« NUMERO 57,FEMME, ENVIRON VINGT
ANS »
Espoir du migrant: échapper à la
pauvreté, vivre une vie rêvée dans les bidonvilles a travers la
musique des paraboles. Quelle dose de courage et de désespoir il
faut pour dépenser son maigre patrimoine et tenter le coup du
passage sur un radeau! Et tous ces types qui, au nord, nous bassi-
nent avec « l’esprit d’entreprise
»... Où est-il, 1’esprit d’entreprise? Chez les Européens
épais comme des moines assis sur leur graisse et leur tas d’or,
entourés de gardes-côtes et de flics, ou
chez ces gars qui prennent par la main
femmes enceintes et enfants et s’en vont sur la mer mauvaise? Qui
sont les courageux? Ces super-Roms, ces clochards magnifiques, ces
Somaliens et ces Erythréens qui voguent vers Lampedusa, ou les
usuriers qui ont ruiné l’Afrique, détruit les économies
vivrières, pillé les ressources, fomenté des plans d’ajustement
structurels, soutenu des régimes corrompus, détruit des forêts et
des espèces superbes comme ces abrutis de Japonais qui commandent
des cornes de rhinocéros parce qu’ils ne bandent plus, avec la
bénédiction des Cochons du Désert qui placent leurs revenus du
pétrole en achetant des palaces à Paris? Ou installent des pistes
de ski sur leurs dunes?
Au fond, chasser le Rom, c’est ouvrir
le feu sur les radeaux de la Méduse s’efforçant d'accoster en
Europe. C’est enfoncer la tête des types en train de se noyer. On
pleure en France sur tous ces
cadavres de quinze ou vingt ans, mais
en même temps, on cogne sur les plus faibles des faibles. Il existe
un délit de complicité d'immigration clandestine; les pêcheurs
autour de Lampedusa ont
interdiction de porter secours aux
migrants clandestins... Mais quel monde! Quel beau monde libéral!
Car le libéralisme économique dont Monsieur Barroso nous rebat les
oreilles depuis douze ans de pantouflage à la Commission européenne
promeut la libre circulation de l’argent et des pacotilles, mais
celle des hommes, ah non! surtout pas! Quel monde, où la liberté
appartient aux
marchandises et au fric et est
interdite aux hommes! Il paraît que ce monsieur Barroso va se rendre
sur l’île de Lampedusa... Quoi faire‘? Compter les cadavres?

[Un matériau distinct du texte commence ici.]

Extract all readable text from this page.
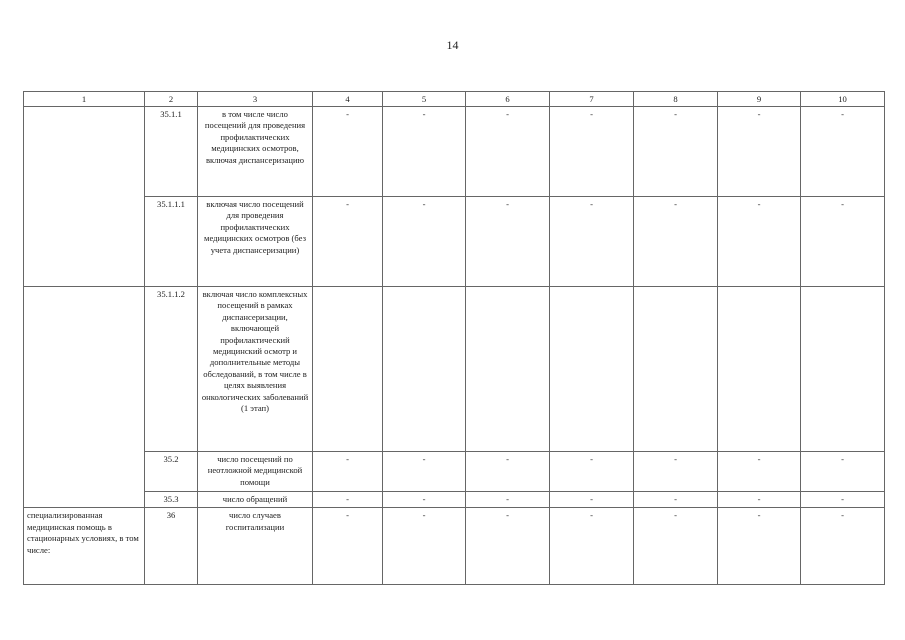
14
1	2	3	4	5	6	7	8	9	10
	35.1.1	в том числе число посещений для проведения профилактических медицинских осмотров, включая диспансеризацию	-	-	-	-	-	-	-
	35.1.1.1	включая число посещений для проведения профилактических медицинских осмотров (без учета диспансеризации)	-	-	-	-	-	-	-
	35.1.1.2	включая число комплексных посещений в рамках диспансеризации, включающей профилактический медицинский осмотр и дополнительные методы обследований, в том числе в целях выявления онкологических заболеваний (1 этап)							
	35.2	число посещений по неотложной медицинской помощи	-	-	-	-	-	-	-
	35.3	число обращений	-	-	-	-	-	-	-
специализированная медицинская помощь в стационарных условиях, в том числе:	36	число случаев госпитализации	-	-	-	-	-	-	-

Hocher la tête devant ce cadavre
« femme n° 57 , environ 20 ans » ?
Prêcher les réformes structurelles du marché du travail. Demander
de rééquilibrer les budgets pour payer les intérêts aux personnes
de son espèce? Prier? Communier peut-être? Non, il va simplement
dire: « Il faut faire quelque chose. »
« La prochaine fois, on vous
apporte les morts au Parlement », criaient ces habitants de
Lampedusa aux parlementaires italiens. Mais, pauvres gens del’île,
pourquoi porter des cadavres devant des cadavres? Ne voyez-vous pas
que tous ces ardents libéraux et entrepreneurs et accumulateurs
d’argent de Rome, de Bruxelles ou de Strasbourg sont déjà morts?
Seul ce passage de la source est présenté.